You are right. Sync write was enabled. Can you tell if disabling it is kind of equivalent to what a SOHO NAS would do? I understand it means loosing some data in case of a failure but it seems to me that it's about the same as pretty much all computers/servers that are not ZFS based, is that correct? If so, I have to remember that it is a lab so... to increase performance by a lot, it may worth it in that context.

I've done a lot of testing this afternoon always using the same iometer test (4KB, 100% random, 50% read/50% write). With no dedup, no compression, my RAIZ (3x 850 EVO) is sustaining 135 MB/sec (33000 IOPS). However, as soon as I activate dedup, it will drop, after some time, to a ridiculous 20 MB/sec which I don't understand as I gave the server 32 GB of RAM and my pool is only having 470 GB usable with a 12GB file for the test. My expectation would have been that dedup would reduce the performance a little bit but as the DDT is fully in memory and that the CPU is far from being maxed out (E3-1220v3), random write to the RAIDZ should occur at the same rate was able to sustain without dedup. Am I misunderstanding how it work?
 

Biren78

Active Member
Jan 16, 2013
550
94
28
@ehfortin from what I've been reading, older ZFS dedupe was not great, Oracle has improved it but you need a new Solaris version for that.
 

gea

Well-Known Member
Dec 31, 2010
3,161
1,195
113
DE
You are right. Sync write was enabled. Can you tell if disabling it is kind of equivalent to what a SOHO NAS would do? I understand it means loosing some data in case of a failure but it seems to me that it's about the same as pretty much all computers/servers that are not ZFS based, is that correct? If so, I have to remember that it is a lab so... to increase performance by a lot, it may worth it in that context.
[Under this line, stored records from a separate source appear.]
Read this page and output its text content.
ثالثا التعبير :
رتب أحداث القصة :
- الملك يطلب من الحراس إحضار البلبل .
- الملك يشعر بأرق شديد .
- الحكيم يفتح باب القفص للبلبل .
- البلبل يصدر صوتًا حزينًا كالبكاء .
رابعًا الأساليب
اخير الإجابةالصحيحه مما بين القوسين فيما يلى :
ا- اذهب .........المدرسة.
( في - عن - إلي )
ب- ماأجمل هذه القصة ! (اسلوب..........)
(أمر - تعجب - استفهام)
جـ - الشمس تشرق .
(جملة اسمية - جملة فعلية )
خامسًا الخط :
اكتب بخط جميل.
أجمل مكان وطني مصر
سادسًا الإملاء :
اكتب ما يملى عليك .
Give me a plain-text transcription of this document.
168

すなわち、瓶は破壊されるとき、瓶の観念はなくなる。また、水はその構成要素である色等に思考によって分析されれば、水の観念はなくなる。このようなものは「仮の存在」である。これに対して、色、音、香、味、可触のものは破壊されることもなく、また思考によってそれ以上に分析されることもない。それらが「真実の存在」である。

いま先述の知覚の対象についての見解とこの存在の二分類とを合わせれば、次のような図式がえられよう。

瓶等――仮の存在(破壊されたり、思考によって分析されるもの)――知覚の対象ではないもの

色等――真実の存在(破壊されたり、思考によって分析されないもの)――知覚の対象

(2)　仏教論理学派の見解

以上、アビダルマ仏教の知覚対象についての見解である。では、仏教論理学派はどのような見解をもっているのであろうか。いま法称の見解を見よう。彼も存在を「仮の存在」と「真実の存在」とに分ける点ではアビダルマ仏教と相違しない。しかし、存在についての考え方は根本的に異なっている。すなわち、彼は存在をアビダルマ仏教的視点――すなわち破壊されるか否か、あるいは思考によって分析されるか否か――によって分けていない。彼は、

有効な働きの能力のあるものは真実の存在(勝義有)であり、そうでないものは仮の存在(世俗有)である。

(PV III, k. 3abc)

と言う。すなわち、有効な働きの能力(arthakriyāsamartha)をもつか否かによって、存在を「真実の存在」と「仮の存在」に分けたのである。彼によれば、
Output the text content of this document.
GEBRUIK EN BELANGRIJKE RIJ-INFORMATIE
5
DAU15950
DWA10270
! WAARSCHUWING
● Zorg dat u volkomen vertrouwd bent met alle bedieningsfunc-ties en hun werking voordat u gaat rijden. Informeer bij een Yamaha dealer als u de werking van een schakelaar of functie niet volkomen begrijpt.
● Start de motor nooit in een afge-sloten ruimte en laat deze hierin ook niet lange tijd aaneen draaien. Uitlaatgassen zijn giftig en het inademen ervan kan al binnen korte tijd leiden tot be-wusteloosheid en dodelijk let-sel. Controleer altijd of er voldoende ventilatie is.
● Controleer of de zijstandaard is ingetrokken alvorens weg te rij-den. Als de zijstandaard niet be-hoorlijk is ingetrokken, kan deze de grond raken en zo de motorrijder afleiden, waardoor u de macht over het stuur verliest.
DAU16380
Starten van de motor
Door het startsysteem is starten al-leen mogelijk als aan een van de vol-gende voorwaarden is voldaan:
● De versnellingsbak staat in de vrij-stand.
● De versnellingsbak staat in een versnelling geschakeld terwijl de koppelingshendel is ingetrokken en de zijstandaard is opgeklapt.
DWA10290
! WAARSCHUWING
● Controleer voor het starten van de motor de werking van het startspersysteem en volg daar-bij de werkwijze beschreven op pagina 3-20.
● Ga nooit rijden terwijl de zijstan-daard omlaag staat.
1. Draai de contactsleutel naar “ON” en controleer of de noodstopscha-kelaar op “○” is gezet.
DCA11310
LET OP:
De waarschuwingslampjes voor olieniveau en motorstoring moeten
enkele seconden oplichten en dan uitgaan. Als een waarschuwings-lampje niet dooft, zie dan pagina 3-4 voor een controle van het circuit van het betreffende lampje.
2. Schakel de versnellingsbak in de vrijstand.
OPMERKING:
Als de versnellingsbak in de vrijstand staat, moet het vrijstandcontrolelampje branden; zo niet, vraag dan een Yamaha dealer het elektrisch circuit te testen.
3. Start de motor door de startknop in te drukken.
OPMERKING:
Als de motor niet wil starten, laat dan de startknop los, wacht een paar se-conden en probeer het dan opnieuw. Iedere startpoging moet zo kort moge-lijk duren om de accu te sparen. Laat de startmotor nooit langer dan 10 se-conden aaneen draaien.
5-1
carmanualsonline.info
I've done a lot of testing this afternoon always using the same iometer test (4KB, 100% random, 50% read/50% write). With no dedup, no compression, my RAIZ (3x 850 EVO) is sustaining 135 MB/sec (33000 IOPS). However, as soon as I activate dedup, it will drop, after some time, to a ridiculous 20 MB/sec which I don't understand as I gave the server 32 GB of RAM and my pool is only having 470 GB usable with a 12GB file for the test. My expectation would have been that dedup would reduce the performance a little bit but as the DDT is fully in memory and that the CPU is far from being maxed out (E3-1220v3), random write to the RAIDZ should occur at the same rate was able to sustain without dedup. Am I misunderstanding how it work?
Every OS, controller or disk is using a cache on writes to improve performance. On a power outage you can loose the last writes in a upper Megabyte to a lower Gigabyte area. Main problem with such a loss. It can happen that some data modification is on disk but not all (transactions) or the affected metadata is not updated resulting in a corrupted filesysten. ZFS itself is not affected due the CopyOnWrite behaviour that keeps the filesystem always intact. This is why you do not need sync for a regular filer but only for databases or older filesystems on ZFS ex via ESXi.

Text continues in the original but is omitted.